Según la información emitida por medios oficiales, el esquema fraudulento se originó tras la aprobación de un crédito bancario de 20 millones de pesos a una Unidad Empresarial de Base adscrita a la Empresa de Conservas de Vegetales. Mediante la falsificación de documentos comerciales y bancarios, los acusados lograron transferir más de 5.1 millones de pesos a una cuenta personal, de los cuales casi cuatro millones fueron posteriormente repartidos entre los implicados, evidenciando la falta de control interno en las entidades estatales.
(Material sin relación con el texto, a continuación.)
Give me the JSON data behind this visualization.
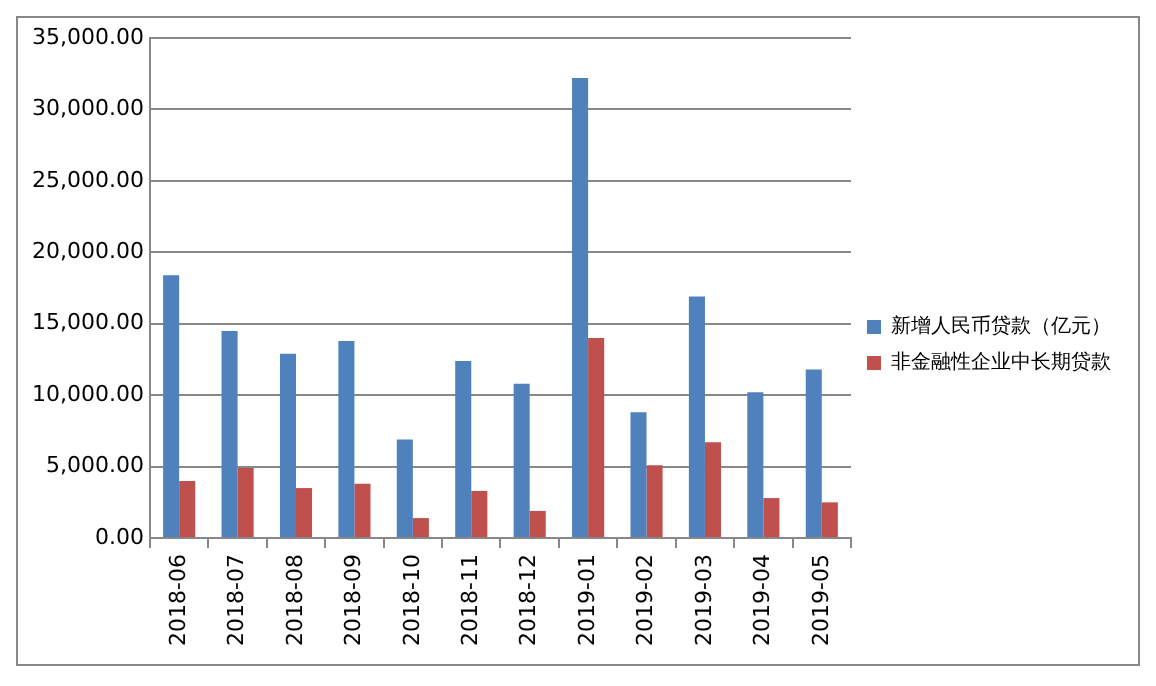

Las penas más severas recayeron en Amarilis Téllez Torres, contadora de la entidad, y Julio César Palacios Peralta, jefe del Grupo Contable Financiero, quienes fueron sancionados a 15 y 14 años de privación de libertad, respectivamente. María Luisa Creme Quiroga, económica de una cooperativa de créditos y propietaria de la cuenta receptora, fue condenada a 10 años. Además, un cuarto implicado fue multado por tráfico ilegal de divisas tras vender 2.000 dólares a uno de los condenados por más de un millón de pesos, reflejando el caos cambiario que impera en el país.
El contexto de crisis y la \»cruzada\» anticorrupción
Este procesamiento judicial ocurre en medio de una aguda crisis económica que ha colapsado los servicios públicos y disparado la inflación en Cuba. Ante la incapacidad del gobierno cubano para garantizar el abastecimiento básico, las autoridades de la isla han impulsado una campaña de visibilidad contra la corrupción, amenazando con penas de hasta dos décadas de prisión. Sin embargo, estos casos puntuales contrastan con la impunidad histórica de la alta cúpula dirigente, de la cual solo han comenzado a depurarse figuras como el exministro de Economía Alejandro Gil Fernández, ratificado este año a cadena perpetua por delitos de espionaje y malversación.
La sentencia contra estos funcionarios de nivel medio refleja la contradicción de un sistema estatal que concentra todos los recursos productivos y, al mismo tiempo, no logra evitar el saqueo de sus propias arcas. Mientras la dictadura cubana endurece el castigo hacia la burocracia menor para aparentar control, la ciudadanía continúa enfrentando el desabastecimiento crónico y la represión social, sin que estas medidas punitivas se traduzcan en una mejora real de la economía nacional o en una verdadera rendición de cuentas democrática.